ICRP is recognizing that organisms other than humans are also at risk and we commend them for this in principle. However, ICRP is not being protective enough and has ignored public entreaties to place technically qualified public members on this panel to ensure balance. On the one hand, ICRP feels that radiation protections for the general public will ensure that the biota is fully protected in most cases. However, ICRP admits that a "clearer framework is required in order to assess..." the consequences of exposure and dose to non-human species. To address this, ICRP suggests using a small set of reference animals and reference plants as they have used reference or "standard" man for humans. The public demands ICRP adopt a precautionary approach that is geared to prevent exposures and contamination. ICRP should protect the most vulnerable species, organisms and life stages. The use of standard man for roughly a half century has historically left more than 50% of the human population at risk; and this is within only one species—humans. Trying to undertake cross species protections using this blunt instrument even with a few reference species, will leave most biota unprotected.

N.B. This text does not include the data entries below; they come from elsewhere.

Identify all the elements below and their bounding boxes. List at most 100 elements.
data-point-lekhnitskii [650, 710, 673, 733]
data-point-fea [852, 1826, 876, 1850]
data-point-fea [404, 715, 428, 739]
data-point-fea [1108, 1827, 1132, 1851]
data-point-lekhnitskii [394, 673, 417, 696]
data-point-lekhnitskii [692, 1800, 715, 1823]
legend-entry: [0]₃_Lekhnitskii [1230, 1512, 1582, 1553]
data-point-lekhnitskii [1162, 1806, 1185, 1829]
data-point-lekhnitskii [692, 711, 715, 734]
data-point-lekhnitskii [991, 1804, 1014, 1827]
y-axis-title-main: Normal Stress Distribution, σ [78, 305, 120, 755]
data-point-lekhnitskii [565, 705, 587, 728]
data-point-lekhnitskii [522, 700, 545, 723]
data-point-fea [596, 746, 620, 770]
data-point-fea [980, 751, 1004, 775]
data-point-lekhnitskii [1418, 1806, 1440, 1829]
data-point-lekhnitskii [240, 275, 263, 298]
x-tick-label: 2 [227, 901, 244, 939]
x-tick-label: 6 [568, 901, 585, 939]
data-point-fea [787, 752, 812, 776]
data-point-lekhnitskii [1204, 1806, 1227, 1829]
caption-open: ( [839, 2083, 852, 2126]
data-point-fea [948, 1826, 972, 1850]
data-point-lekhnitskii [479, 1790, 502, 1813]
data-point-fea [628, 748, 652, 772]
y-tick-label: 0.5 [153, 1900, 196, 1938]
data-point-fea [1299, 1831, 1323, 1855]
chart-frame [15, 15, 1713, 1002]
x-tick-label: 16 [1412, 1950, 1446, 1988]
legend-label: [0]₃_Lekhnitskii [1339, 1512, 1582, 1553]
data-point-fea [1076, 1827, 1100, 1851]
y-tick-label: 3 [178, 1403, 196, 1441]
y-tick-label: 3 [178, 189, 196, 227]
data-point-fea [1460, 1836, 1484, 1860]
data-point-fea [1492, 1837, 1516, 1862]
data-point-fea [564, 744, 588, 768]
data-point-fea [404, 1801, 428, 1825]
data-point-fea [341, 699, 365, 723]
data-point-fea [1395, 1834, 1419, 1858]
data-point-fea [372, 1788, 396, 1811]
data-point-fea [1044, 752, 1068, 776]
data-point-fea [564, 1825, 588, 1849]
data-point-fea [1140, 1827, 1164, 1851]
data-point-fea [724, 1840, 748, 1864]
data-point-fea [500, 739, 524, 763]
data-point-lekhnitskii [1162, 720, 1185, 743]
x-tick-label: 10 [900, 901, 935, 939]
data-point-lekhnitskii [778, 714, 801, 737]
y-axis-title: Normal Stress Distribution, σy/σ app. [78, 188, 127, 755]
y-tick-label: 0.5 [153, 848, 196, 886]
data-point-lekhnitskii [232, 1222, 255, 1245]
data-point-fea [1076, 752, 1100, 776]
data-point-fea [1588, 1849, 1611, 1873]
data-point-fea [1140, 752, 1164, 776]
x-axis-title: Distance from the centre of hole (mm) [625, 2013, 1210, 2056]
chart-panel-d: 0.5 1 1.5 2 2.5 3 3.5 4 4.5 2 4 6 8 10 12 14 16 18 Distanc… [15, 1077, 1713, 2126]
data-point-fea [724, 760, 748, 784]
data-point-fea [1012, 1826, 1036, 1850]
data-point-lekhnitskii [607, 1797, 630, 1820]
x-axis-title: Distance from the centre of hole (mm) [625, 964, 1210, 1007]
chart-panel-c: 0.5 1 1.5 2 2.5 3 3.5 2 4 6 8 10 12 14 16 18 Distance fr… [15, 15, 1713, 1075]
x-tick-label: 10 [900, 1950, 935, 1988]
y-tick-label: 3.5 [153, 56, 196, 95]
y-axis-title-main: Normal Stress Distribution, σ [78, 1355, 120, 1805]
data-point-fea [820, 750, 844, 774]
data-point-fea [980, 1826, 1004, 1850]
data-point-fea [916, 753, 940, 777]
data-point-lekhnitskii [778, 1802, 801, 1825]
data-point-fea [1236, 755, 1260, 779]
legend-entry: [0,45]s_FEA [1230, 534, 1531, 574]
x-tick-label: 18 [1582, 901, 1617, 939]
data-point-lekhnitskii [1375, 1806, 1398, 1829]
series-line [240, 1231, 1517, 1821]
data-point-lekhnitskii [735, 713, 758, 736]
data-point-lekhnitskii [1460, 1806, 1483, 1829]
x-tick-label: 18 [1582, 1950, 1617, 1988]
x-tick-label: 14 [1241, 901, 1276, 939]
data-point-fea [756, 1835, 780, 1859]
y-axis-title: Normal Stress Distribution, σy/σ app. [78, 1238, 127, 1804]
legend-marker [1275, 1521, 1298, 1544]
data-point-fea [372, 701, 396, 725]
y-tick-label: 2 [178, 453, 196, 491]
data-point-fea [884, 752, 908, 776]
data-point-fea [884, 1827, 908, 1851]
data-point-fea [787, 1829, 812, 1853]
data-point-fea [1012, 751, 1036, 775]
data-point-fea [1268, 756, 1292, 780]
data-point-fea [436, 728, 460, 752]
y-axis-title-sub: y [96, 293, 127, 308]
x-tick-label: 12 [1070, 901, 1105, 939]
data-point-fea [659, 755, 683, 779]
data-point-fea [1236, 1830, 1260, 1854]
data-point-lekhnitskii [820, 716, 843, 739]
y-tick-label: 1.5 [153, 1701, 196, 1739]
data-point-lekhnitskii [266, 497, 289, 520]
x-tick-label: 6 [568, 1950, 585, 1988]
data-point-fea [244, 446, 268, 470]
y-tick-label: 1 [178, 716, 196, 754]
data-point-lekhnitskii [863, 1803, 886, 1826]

ICRP must adopt the precautionary principle into its recommendations. Understanding and predicting damage from radiation is a tangle, but using the precautionary principle will allow for protection in the scenarios and at the doses where ICRP claims a lack of scientific clarity. It is negligent for ICRP simply to refuse to address these "black hole" areas when instituting precaution could account for this damage and save lives. But ICRP is also unwilling to protect in areas where science is clearer. Ignoring the impact of radiation on stillbirths, women, children, and future generations shows a fundamental lack of understanding about what people value. This disconnect from humanity makes ICRP, at best, inept at radiation protection. ICRP must shed its obvious callous indifference to life and health in order to protect against radiation exposure. We urge the ICRP to officially adopt the precautionary principle in all its recommendations by instituting our above suggestions.